To normalize the data a bit I was thinking of looking at production as a percentage of the defense average. For instance, Michigan passes for 250 yards, rushes for 120 yards and scores 14 points against a defense that only gives up 200 passing yards, 150 rushing yards and 10 points on average. That week would then be 125%, 80%, 140%. We can then have three graphs that show week over week how we do and see if we are trending up or down over time.

My concern is that Michigan playing is a one off event and we are comparing that to a 12 game season average so that same defense could have high variance so that production is not really different statistically from 100% across the board.

There was a great deal of rework done on the tread about youth on the O Line so I am hoping to get some ideas on data analysis now so that the obvious issues could be addressed and no one (or perhaps very few) expects a rework later.



November 12th, 2013 at 4:01 PM ^

I suppose my question then is how far back do you want to go - I have all the normalized tables for rushing and passing for 2011 to now right now now, along with scores and scoring margin. I think that it would actually be interesting to do a scattergram of rushing and passing as axes and categorize the games that way. 

I was actually thinking about doing a diary on this very thing in the next week or so, but I can share anything that I have if you're looking to do something. 


November 12th, 2013 at 4:21 PM ^

I was thinking 2011 just to have a run of a few years with these coaches. I wouldn't want to pick up too much noise.

I really enjoy your diaries so I can wait until you post. I was just thinking that instead of everyone complaining about this or that, let's look at the actual numbers.

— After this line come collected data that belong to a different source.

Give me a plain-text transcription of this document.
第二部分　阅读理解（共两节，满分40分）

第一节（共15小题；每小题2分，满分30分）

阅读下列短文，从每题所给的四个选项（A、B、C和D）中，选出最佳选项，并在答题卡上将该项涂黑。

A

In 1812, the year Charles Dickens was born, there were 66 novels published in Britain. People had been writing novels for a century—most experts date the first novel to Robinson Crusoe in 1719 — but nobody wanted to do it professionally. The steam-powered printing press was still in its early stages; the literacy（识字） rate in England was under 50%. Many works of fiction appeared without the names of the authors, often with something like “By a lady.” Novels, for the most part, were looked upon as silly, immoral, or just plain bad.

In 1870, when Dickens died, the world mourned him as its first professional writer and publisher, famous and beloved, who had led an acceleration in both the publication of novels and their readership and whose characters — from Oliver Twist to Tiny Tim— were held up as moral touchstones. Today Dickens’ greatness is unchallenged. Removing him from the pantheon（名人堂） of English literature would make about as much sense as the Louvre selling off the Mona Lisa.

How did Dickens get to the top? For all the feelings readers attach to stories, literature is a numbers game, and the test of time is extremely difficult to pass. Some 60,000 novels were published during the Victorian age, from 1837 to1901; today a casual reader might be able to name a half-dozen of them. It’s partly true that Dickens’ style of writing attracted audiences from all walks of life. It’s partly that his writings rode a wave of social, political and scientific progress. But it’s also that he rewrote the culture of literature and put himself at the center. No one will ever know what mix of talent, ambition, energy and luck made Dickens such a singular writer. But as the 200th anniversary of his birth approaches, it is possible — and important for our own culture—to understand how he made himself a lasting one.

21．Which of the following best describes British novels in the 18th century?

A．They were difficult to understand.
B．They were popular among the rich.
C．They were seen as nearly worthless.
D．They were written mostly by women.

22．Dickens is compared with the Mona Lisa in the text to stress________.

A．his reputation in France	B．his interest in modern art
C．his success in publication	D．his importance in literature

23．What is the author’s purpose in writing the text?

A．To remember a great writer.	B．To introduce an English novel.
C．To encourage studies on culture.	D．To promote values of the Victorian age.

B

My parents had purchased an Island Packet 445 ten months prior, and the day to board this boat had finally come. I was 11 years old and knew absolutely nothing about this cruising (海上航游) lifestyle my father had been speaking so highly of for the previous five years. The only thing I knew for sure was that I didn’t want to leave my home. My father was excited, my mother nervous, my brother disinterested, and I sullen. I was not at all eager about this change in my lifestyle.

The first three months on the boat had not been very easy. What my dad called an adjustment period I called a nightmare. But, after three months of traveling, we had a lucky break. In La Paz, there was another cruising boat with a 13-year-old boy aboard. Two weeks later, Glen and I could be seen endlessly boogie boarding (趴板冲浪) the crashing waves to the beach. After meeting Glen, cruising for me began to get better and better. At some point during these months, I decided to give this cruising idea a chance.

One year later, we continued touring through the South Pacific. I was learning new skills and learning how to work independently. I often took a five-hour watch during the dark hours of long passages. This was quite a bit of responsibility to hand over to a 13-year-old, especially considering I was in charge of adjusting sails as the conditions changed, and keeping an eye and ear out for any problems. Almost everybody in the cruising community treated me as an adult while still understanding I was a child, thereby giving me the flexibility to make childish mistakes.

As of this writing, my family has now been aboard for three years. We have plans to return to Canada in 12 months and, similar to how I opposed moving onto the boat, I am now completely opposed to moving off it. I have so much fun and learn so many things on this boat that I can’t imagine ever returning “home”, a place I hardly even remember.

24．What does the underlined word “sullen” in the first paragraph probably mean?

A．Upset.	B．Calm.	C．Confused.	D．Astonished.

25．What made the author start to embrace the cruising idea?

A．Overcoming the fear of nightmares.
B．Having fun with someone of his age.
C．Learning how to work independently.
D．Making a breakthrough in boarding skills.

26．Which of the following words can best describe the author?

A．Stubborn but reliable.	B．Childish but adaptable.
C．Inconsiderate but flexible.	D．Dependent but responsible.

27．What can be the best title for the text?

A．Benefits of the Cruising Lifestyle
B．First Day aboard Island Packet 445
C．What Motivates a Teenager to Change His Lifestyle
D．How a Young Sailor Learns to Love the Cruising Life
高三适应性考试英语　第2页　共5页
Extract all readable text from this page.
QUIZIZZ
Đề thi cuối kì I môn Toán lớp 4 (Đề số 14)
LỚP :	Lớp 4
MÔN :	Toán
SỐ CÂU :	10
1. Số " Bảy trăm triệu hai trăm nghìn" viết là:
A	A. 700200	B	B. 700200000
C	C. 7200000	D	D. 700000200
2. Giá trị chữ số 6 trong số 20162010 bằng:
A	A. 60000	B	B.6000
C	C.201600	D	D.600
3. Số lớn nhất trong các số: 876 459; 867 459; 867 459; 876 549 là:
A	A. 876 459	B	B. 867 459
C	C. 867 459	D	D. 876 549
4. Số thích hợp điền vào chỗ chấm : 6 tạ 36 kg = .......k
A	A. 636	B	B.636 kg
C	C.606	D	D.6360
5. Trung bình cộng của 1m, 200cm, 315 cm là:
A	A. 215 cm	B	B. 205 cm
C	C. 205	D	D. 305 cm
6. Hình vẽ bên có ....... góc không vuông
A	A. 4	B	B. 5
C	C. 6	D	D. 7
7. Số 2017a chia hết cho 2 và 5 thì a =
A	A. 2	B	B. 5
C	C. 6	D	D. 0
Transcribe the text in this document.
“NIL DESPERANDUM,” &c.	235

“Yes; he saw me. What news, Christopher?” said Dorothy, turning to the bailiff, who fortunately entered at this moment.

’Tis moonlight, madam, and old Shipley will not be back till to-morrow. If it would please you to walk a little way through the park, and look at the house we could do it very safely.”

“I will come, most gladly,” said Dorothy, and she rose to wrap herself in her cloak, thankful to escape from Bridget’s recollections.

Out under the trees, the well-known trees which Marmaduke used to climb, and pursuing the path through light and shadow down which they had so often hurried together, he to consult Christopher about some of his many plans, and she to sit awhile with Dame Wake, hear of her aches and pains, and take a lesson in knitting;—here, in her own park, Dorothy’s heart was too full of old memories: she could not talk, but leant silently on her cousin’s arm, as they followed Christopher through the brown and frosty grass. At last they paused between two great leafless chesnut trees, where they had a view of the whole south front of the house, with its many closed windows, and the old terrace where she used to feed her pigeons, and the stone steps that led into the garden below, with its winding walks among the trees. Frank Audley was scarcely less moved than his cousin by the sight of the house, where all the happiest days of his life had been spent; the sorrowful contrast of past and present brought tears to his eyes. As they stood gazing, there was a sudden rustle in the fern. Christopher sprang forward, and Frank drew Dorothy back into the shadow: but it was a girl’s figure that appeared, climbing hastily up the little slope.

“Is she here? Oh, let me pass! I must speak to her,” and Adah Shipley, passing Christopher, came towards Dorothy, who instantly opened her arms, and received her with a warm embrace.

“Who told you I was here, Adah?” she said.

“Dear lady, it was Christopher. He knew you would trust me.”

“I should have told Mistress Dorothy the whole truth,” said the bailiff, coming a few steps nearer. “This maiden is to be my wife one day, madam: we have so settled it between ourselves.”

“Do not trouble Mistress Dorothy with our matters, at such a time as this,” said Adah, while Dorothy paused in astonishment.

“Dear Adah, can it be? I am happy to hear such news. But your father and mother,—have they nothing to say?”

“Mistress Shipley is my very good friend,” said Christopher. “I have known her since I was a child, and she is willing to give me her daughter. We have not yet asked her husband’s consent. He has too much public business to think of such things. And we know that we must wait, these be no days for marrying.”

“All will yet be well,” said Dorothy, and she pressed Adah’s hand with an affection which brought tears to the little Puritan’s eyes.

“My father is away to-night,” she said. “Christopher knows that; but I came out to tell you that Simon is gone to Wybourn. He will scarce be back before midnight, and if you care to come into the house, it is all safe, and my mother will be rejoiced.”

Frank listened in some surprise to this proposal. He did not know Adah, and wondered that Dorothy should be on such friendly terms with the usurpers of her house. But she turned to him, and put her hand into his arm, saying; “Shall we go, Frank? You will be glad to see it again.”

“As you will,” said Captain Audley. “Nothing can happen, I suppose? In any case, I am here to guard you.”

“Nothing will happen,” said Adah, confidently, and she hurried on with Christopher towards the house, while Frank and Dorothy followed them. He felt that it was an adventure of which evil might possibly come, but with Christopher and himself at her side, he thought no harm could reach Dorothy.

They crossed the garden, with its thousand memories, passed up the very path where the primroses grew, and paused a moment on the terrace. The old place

The scatterplot is an interesting idea. I would just also want to have a table or something then so we can see if there is a time series impact like Michigan always does poorly in the middle of the schedule or we have been on a slide all year long.

restive neb

November 12th, 2013 at 4:37 PM ^

I think you really should normalize for pace. If you don't want to do yards per play, you can also factor total yards by the percentage of the plays run divided by plays run in an average game.

Gandalf the Maize

November 12th, 2013 at 4:40 PM ^

You may want to include overall defensive efficiency rank (something like defensive FEI) in order to test whether we tend to over/under perform against good/bad defenses. For example, is putting up 751 yards against Indiana (overperforming against a bad defense) and putting up -48 rushing yards against MSU (underperforming against a good defense) a trend? Or is it anomalous? Could be interesting to look at over a multi-year span.


November 12th, 2013 at 5:16 PM ^

Would there be a source for data as to the number of starts an OL player has had as a determinant value of their so called "experience level"?

I'm not sure where to find such a a data source, but I'm thinking Michigan would predictably score out "experience rich" at tackle (Lewan, Schofield) in 2013, but quite "experience poor" from both guards down to center, and dare I say QB  in terms of starts compared to other BIG10 football teams.

Looking at Michigan's OL roster 2011-2012-2013, one could determine the following:

2011 (11-2) - 6 upperclassmen, 9 underclassmen

2 seniors (Molk, Huyge)

4 juniors (Omameh, Koury, E.Mealer, Barnum)

3 sophomores (Gunderson, Lewan, Schofield)

6 freshman (Bryant, J. Miller, Mateus, Glasgow, Burzynski, Dallas Williams)

2012 (8-5) - 6 upperclassmen, 11 underclassmen

3 seniors (Omameh, E. Mealer, Barnum)

3 juniors (Gunderson, Lewan, Schofield)

2 sophomore (Burzynski, Mateus)

9 freshman (Bars, Braden, Bryant, Gibbs, Glasgow, Kalis, Magnuson, J. Miller, Pliska)

2013 (6-3 ytd) - 5 upperclassmen, 14 underclassmen

3 seniors (Gunderson, Lewan, Schofield)

2 juniors (Burzynski, Mateus)

3 sophomores (Bryant, Glasgow, Miller)

11 freshman (Bars, Bosch, Braden, Dawson, Fox, Kalis, Kugler, Magnusson, Pliska, Samuelson, Tulley-Tillman)

Contrast this to Michigan 2003 Rose Bowl team: 11 upperclassmen, 7 underclassmen

7 seniors (Baas, Pape, Pearson, D. Solomon, C. Morgan, J. Gaston, A. Christopfel)

4 juniors (Lentz, Stenavich, Henige, Schoonover)

5 sophomores (Bihl, Kolodziej, R. Riley, Berishaj)

2 freshman (Jake Long, P. Sharrow)

In terms of OL experience, Michigan seems to be upside down. It's unlikely Michigan remains upside down much longer.